Un arbitraire dont sont régulièrement victimes les journalistes, même dans la presse officielle, comme l'a expérimenté David Ndachi Tagne, chef du service culturel du Cameroun Tribune, détenu une semaine l'an dernier après une table ronde à l'université. Le compte rendu dans le journal, touchant au délicat sujet de la place de l'ethnie bamiléké, avait déplu. Ce jeune intellectuel a raconté son expérience dans un livre publié à Paris, mais interdit au Cameroun, (La vérité du sursis, Ed. Silex). "Dérapage policier", a commenté le président Biya, en confirmant sa "volonté de libéralisation et de démocratisation".

En attendant, les journalistes-fonctionnaires de la presse officielle restent dociles.
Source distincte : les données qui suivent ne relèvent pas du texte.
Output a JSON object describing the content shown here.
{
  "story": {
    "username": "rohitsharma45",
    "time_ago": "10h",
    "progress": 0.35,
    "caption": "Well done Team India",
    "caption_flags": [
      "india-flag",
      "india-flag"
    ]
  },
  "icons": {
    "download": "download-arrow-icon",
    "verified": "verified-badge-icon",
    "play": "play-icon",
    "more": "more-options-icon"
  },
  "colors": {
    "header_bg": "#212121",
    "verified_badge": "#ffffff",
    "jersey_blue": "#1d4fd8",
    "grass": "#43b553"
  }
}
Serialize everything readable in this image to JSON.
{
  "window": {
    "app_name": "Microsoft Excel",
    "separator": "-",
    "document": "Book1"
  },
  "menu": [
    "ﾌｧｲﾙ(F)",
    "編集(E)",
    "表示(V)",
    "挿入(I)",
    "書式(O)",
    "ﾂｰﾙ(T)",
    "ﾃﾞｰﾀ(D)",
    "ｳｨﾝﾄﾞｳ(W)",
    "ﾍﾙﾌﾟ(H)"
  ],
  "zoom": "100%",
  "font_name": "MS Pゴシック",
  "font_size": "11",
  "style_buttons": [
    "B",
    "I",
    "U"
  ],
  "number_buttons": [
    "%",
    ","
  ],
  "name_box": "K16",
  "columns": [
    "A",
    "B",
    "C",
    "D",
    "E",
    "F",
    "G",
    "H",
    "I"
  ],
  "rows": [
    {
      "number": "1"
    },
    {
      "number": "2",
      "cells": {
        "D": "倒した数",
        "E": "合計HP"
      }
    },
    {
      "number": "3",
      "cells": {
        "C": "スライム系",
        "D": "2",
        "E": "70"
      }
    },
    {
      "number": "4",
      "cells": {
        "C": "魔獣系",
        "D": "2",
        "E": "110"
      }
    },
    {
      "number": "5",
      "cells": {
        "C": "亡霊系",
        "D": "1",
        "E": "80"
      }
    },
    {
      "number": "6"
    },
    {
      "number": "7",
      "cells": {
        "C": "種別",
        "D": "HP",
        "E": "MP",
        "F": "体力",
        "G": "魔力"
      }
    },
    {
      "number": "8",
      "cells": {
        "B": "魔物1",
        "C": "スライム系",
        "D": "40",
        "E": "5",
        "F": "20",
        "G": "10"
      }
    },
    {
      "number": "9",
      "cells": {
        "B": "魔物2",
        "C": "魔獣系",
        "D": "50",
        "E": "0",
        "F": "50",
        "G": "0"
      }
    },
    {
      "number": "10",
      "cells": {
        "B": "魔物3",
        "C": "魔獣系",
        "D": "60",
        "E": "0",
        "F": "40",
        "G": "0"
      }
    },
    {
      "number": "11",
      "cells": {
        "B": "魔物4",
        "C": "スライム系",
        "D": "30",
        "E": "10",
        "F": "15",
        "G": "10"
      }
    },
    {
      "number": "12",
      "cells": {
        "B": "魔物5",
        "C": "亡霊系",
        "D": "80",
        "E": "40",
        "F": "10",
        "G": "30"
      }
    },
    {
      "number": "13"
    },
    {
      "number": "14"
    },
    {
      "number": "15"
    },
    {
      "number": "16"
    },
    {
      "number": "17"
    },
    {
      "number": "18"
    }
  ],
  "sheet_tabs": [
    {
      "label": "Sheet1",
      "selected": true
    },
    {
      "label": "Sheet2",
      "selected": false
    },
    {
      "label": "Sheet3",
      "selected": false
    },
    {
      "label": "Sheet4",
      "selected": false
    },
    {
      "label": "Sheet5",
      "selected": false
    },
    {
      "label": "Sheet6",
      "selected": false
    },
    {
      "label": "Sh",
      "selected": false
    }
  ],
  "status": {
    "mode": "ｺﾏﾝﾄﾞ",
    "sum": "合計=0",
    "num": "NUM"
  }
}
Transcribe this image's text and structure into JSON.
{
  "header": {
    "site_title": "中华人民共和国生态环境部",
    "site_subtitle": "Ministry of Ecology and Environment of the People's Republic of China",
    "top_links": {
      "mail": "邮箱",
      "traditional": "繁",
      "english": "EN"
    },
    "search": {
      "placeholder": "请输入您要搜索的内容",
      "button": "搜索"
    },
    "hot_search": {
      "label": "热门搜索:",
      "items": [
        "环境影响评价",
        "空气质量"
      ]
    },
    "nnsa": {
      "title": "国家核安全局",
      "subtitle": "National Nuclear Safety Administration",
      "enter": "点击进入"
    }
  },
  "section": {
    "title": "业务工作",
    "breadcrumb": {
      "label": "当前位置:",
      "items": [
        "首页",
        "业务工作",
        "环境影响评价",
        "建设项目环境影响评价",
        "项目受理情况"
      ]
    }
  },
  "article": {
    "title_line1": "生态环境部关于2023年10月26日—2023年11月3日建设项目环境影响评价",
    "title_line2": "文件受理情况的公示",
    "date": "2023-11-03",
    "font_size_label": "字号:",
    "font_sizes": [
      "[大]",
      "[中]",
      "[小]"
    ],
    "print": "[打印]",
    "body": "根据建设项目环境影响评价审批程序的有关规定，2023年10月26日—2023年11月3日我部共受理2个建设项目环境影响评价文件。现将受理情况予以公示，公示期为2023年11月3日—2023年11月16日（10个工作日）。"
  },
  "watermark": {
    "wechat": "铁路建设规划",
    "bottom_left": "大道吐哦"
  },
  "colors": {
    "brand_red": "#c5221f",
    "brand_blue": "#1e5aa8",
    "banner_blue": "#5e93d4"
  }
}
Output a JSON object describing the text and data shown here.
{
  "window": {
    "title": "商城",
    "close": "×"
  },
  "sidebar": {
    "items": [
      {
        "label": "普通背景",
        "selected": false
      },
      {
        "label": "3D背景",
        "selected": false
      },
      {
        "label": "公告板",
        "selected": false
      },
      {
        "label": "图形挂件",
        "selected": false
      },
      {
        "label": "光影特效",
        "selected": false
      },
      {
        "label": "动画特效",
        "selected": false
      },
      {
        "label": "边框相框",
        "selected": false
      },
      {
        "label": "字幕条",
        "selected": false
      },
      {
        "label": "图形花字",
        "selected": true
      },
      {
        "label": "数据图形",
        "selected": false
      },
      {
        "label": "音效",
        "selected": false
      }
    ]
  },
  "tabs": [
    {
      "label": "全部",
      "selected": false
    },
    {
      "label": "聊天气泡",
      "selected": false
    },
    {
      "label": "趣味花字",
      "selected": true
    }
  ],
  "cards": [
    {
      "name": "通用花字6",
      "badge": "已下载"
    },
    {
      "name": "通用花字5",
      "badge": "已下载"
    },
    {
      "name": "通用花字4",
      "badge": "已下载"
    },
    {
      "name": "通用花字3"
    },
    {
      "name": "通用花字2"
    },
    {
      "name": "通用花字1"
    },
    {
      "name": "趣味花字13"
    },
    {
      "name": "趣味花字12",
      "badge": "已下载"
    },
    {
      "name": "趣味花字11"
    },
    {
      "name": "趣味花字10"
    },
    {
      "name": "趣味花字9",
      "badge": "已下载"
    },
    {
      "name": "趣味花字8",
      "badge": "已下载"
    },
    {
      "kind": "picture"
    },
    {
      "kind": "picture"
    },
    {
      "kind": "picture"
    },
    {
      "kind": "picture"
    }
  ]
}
Quant à la presse privée, par manque de liberté, de moyens et de formation, elle demeure médiocre et amateur, contrainte aux compromis, voire aux compromissions. Son principal mérite reste celui de faire exister ce modeste espace de liberté, sans cesse menacé.

Dans son bureau, Pius Njawe a affiché un dicton conforme à la situation d'un journaliste au Cameroun : "Quand tout va bien, l'optimisme est un luxe, quand tout va mal, c'est une nécessité"...

Pierre HASKI
LIBÉRATION 8 AOÛT 1988.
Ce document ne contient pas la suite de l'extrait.